El Oscar, ese elemento tóxico. Bueno, no tanto quizás. Porque sirve para que se vuelva a hablar de cine, al menos por poco más de un mes. Algunos, por motivos profesionales (aunque lo haríamos igual si tuviéramos otros trabajos, porque antes cinéfilos que aplicados) hablamos todo el año de cine; pero hay un “público ampliado”, que en enero-febrero habla de películas así como en unos meses hablará del mundial de fútbol, que hoy presta especial atención a actores y directores, y a historias de las que antes estaban con mayor frecuencia en la cartelera. Sería muy snob quejarse de esa atención, y sería poco estratégico. Hay que hablar de los Oscars, pero no para llevar la conversación a los Oscars sino al cine. Que no es lo mismo.
Una película como Tres anuncios por un crimen se presta a estas confusiones.

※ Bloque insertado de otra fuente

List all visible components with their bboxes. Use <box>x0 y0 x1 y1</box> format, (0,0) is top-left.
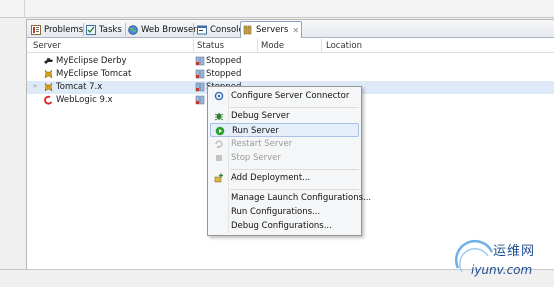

Que si va a ser muy nominada, que si fue poco nominada, que si está hecha con cálculo cínico para ser nominada, que si no le importa nada de nada, que si engaña que si voy que si vengo. Pero hablemos de otra cosa, o de esta cosa del cine. En primer lugar, el título de estreno latinoamericano es obviamente perjudicial, no sólo porque la sonoridad del original tiene un atractivo que se pierde, sino además por el agregado plúmbeo de sentido, del anclaje fuerte en “el crimen”. El título en España fue “Tres anuncios en las afueras”, mucho menos traicionero; pero sirva de consuelo americano que en la península ibérica hay más y peores traiciones, de esas llamadas doblajes. Crimen: sí, un crimen es lo que deriva en los anuncios, y los anuncios ponen a andar la narrativa. Y esta narrativa es sorprendente, y puede ser considerada bamboleante y hasta contradictoria si uno no entiende que está ante algo distinto a un policial, o a un thriller de pertinaz búsqueda de justicia. Three Billboards Outside Ebbing, Missouri es un título que nos dice claramente el punto de partida, en términos de ubicación y de narrativa y que no va hacia atrás, no apunta sus sentidos hacia el crimen (por eso el flashback puede pesar más si uno la ve con el título latinoamericano).

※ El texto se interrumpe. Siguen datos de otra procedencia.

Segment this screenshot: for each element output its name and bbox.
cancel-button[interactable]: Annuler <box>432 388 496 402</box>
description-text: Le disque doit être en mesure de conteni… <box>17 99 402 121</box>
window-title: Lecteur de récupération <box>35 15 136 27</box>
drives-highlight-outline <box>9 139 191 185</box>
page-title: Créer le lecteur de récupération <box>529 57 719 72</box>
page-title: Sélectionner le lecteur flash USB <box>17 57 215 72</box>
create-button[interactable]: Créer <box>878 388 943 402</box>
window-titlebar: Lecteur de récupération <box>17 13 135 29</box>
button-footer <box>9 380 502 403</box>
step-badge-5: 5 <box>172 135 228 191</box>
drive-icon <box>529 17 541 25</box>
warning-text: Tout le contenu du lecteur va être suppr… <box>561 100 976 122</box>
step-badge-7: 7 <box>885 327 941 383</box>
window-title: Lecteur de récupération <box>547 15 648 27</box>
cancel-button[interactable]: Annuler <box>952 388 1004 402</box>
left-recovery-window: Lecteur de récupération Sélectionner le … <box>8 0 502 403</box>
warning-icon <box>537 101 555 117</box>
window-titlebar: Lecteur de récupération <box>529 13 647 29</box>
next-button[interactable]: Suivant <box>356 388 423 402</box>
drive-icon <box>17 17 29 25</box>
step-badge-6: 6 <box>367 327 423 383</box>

El punto de partida es una de las claves de la película, de las películas, como si el director y guionista Martin McDonagh nos dijera que hay que sacarle el óxido a la narrativa y repensar el cine de hoy. McDonagh hace cine como si no sintiera el peso del consumo, como si no se preocupara de obedecer las fórmulas al uso. Así, narra sin pausas y sin apurarse, y se permite algo hoy en día notable y que marca caminos posibles, o -mejor dicho- todavía posibles si se resiste en la comunión del cine con los espectadores: la posibilidad de cambiar de tono, de emoción, de modificar con un gesto, con una reacción, la relación entre personajes. En ese sentido, hay algo evidentemente magistral en la escena a solas entre Mildred (Frances McDormand) y Willoughby (Woody Harrelson) que cambia de emoción a una velocidad que no parece plausible en el cine medio (craso) de hoy. Y en ese y en otros momentos McDonagh demuestra que sí, que se puede. Y que el dolor, el llanto, la alegría, la violencia, el amor y la muerte siguen ahí para formar parte del cine como siempre, y siempre pueden combinarse con la risa, con el absurdo, con esas maneras sabias de mirar el mundo; esas son las catarsis más recomendables, nos dice un narrador convencido, que con esta película se ubica mucho más allá de la idea de anudar de forma verosímil -por favor, no usemos “el verosímil”- las acciones. En ese sentido, no es muy grato reclamarle a esta película que se basa en muchas casualidades o en cambios de parecer en los personajes. No estamos ante un cine atado a esos menesteres sino ante un mundo de fantasía demasiado parecido al real, al de unos Estados Unidos en (otra) crisis de identidad, quizás esta vez un poco más grande, y que por eso ya ni siquiera sabe si y cómo aplicar la violencia: eso se condensa en un final tan memorable como emocionante, noble, gracioso, trágico, como todo este relato que nos hizo llorar con alguna carta de despedida también noble, trágica y graciosa porque era sabia, o al revés.